The actress remembers:

"When I first started out, I had this natural ability to sing. That was another reason why I chose New York, with all the musicals that were happening at the time. But I looked so different from everyone else. I was never what you would call an ingenue. I was having difficulty finding jobs. Get your eyes straightened, they would tell me, and maybe we can work with you."

For a while, nothing happened. To pay for acting lessons, Alice worked in a restaurant, a cosmetics factory, a detective agency, and a motion picture theater.

After some assistance from actor/composer/lyricist G. Wood, Ghostley's big break arrived: She sang The Boston Beguine on Broadway with Paul Lynde in New Faces of 1952.

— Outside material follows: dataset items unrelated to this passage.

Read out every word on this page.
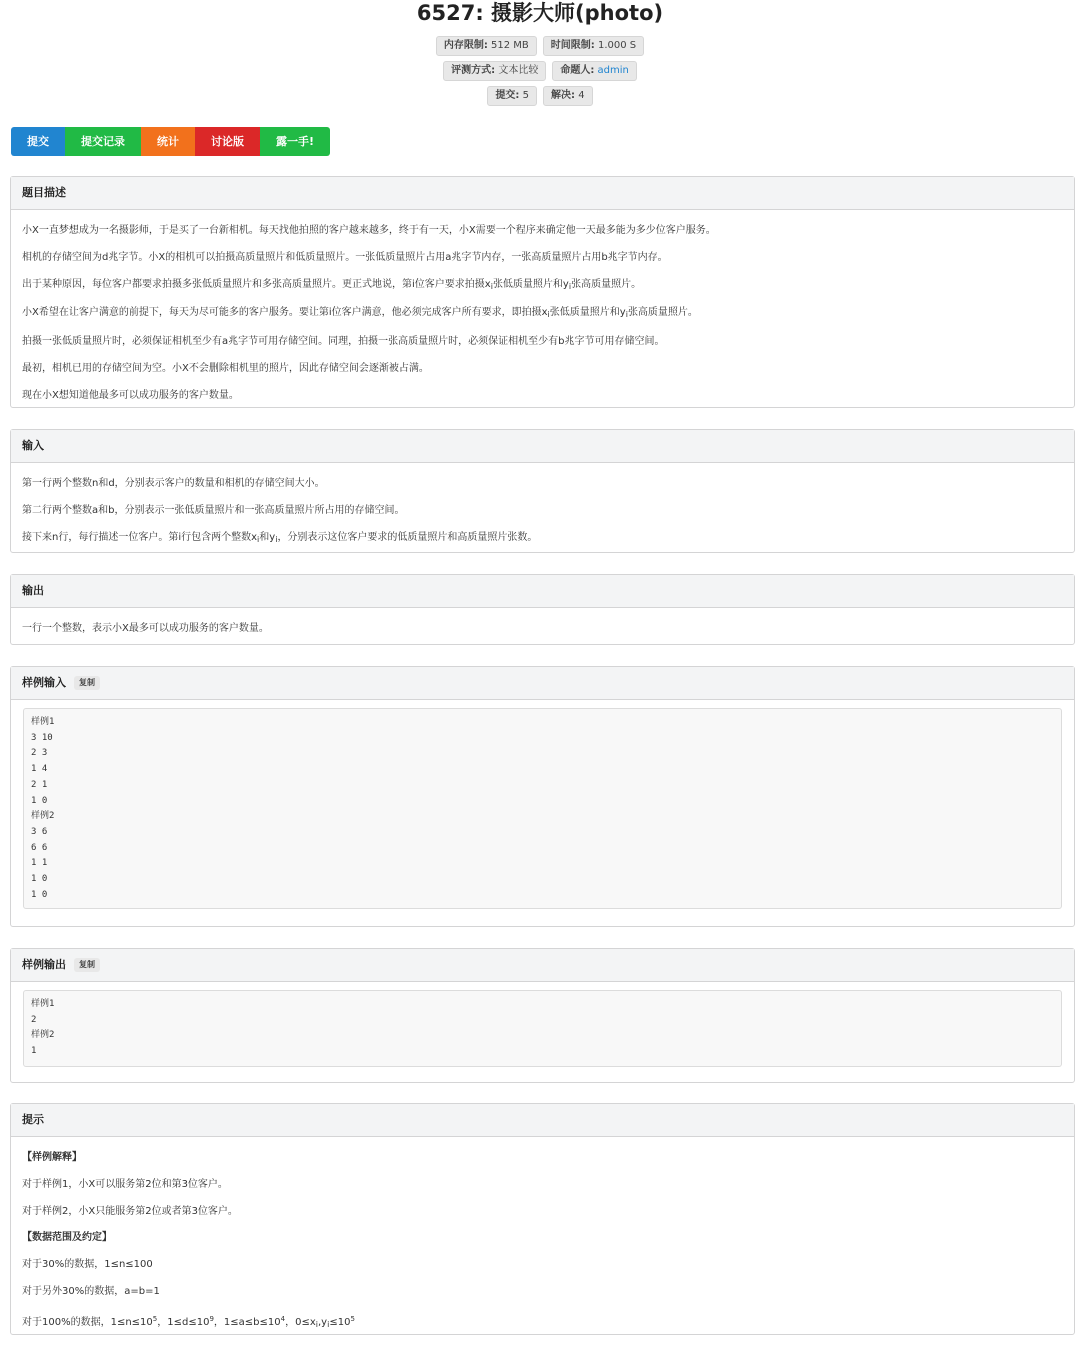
6527: 摄影大师(photo)
内存限制: 512 MB	时间限制: 1.000 S
评测方式: 文本比较	命题人: admin
提交: 5	解决: 4
提交	提交记录	统计	讨论版	露一手!
题目描述

小X一直梦想成为一名摄影师，于是买了一台新相机。每天找他拍照的客户越来越多，终于有一天，小X需要一个程序来确定他一天最多能为多少位客户服务。

相机的存储空间为d兆字节。小X的相机可以拍摄高质量照片和低质量照片。一张低质量照片占用a兆字节内存，一张高质量照片占用b兆字节内存。

出于某种原因，每位客户都要求拍摄多张低质量照片和多张高质量照片。更正式地说，第i位客户要求拍摄$x_i$张低质量照片和$y_i$张高质量照片。

小X希望在让客户满意的前提下，每天为尽可能多的客户服务。要让第i位客户满意，他必须完成客户所有要求，即拍摄$x_i$张低质量照片和$y_i$张高质量照片。

拍摄一张低质量照片时，必须保证相机至少有a兆字节可用存储空间。同理，拍摄一张高质量照片时，必须保证相机至少有b兆字节可用存储空间。

最初，相机已用的存储空间为空。小X不会删除相机里的照片，因此存储空间会逐渐被占满。

现在小X想知道他最多可以成功服务的客户数量。

输入

第一行两个整数n和d，分别表示客户的数量和相机的存储空间大小。

第二行两个整数a和b，分别表示一张低质量照片和一张高质量照片所占用的存储空间。

接下来n行，每行描述一位客户。第i行包含两个整数$x_i$和$y_i$，分别表示这位客户要求的低质量照片和高质量照片张数。

输出

一行一个整数，表示小X最多可以成功服务的客户数量。

样例输入 复制
样例1
3 10
2 3
1 4
2 1
1 0
样例2
3 6
6 6
1 1
1 0
1 0
样例输出 复制
样例1
2
样例2
1
提示

【样例解释】

对于样例1，小X可以服务第2位和第3位客户。

对于样例2，小X只能服务第2位或者第3位客户。

【数据范围及约定】

对于30%的数据，1≤n≤100

对于另外30%的数据，a=b=1

对于100%的数据，$1\le n\le 10^5$，$1\le d\le 10^9$，$1\le a\le b\le 10^4$，$0\le x_i,y_i\le 10^5$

Other Broadway appearances included The Sign in Sidney Brustein's Window, for which she earned a Tony Award for Best Actress and the Saturday Review Award for Best Performance of the 1964/1965 season. She also received a Tony Award nomination for her role in The Beauty Part by S. Z. Perelman.
Ghostley recently reemerged on stage as Miss Hannigan in 907 Broadway productions of Annie, and in the New York and Vancouver productions of Nunsense.

Ghostley's motion picture credits include To Kill a Mockingbird (1962), The Flim Flam Man (1967), The Graduate (1967, with Marion Lorne) Viva Max (1969), Gator (1976), Rabbit Test (with Paul Lynde, 1978), and Grease (also in 1978).

On television, she was recently Emmy nominated for her role as Bernice Clifton in the still-popular, in-syndication "bitch-com," Designing Women. She is also remembered fondly for TV parts in such diverse productions as Twelfth Night, The Jackie Gleason Show, The Jonathan Winters Show (1967 to 1969), and her starring role in Captain Nice (1966 to 1967).

Alice Ghostley died September 22, 2007 at the age of 81. She was survived by her actor/husband Felice Orlandi.